KOMİSYON KONUŞMASI

GÜLÜSTAN KILIÇ KOÇYİĞİT (Muş) - Teşekkür ederim Sayın Başkan.

Öncelikle, burada emek meslek örgütlerinin temsilcileri var, onları ve hazırunu selamlayarak başlamak istiyorum.

Bunu tabii ki alt komisyonunda, Dijital Mecralar Komisyonunda yaklaşık on altı saat tartışmıştık ve orada aslında teklif sahipleri de bazı önerilerimizi makul bulmuşlardı ve bazı değişiklikler yapacaklarını beyan etmişlerdi. Bunu, ilerleyen saatlerde, maddeler üzerindeki tartışmalarda bir değişiklik olup olmadığını göreceğiz.

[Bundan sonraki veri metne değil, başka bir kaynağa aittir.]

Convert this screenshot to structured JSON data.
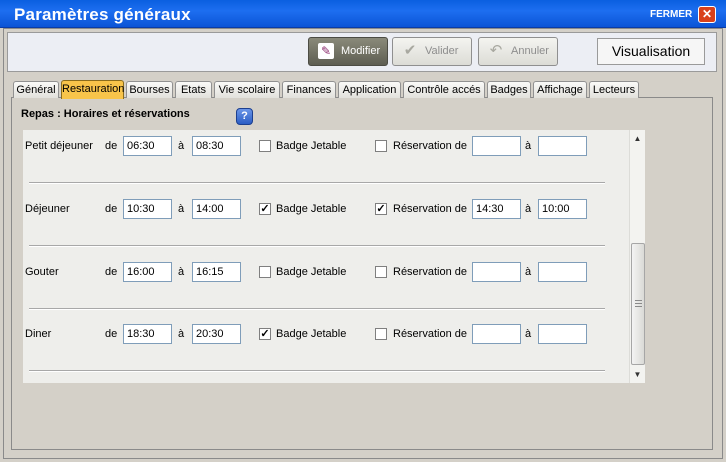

Şimdi biz bu yasayı daha tartışırken yani taslak aşamasındayken bu ülkede neler oluyor?

(Uğultular)

Sayın Başkan...

BAŞKAN ABDULLAH GÜLER - Evet, devam ediyoruz.

Buyurun.

GÜLÜSTAN KILIÇ KOÇYİĞİT (Muş) - Biz henüz Komisyonunda bu tartışmaları yürüttüğümüzde Türkiye'de neler oluyor? Örneğin, şu anda 21 Kürt gazeteci, 21 özgür basın çalışanı gözaltında. Niye gözaltındalar? Çünkü AKP iktidarının hoşuna gitmeyen haberler yapıyorlar, AKP iktidarını rahatsız edecek haberlere imza atıyorlar, hakikatin halka ulaşmasını sağlıyorlar ve bu hakikat sizleri rahatsız ediyor. Bu nedenle de şu anda 21 kişi gözaltında ve bu insanların evlerine gazeteci olmalarına rağmen siz kapılarını kırarak girdiniz, onları yaklaşık on beş saat boyunca ters kelepçeyle tuttunuz, çocuklarının önünde darbettiniz, bütün temel insan haklarını çiğneyerek onlara muamelede bulundunuz ve bütün bunları yapan siz, HDK'ye, HDP'ye, Göç-Der'e ve diğer birçok kuruma operasyon yapan, kapısını kıran, o insanları gözaltına alan iktidarınız şimdi bir taslağıyla gelmiş bize ve diyor ki: "Bir dezenformasyon var Türkiye'de ve biz bu dezenformasyonu gidermek için bir yasa çalışması yapıyoruz." İyi de dezenformasyonun kaynağı kim? Dezenformasyonun kaynağı bizzat Hükûmetinizin kendisi, bizzat resmî kurumlarınızın kendisi dezenformasyona kaynaklık yapıyor. O zaman bu yasanın dezenformasyonu nasıl gidermesini bekliyorsunuz?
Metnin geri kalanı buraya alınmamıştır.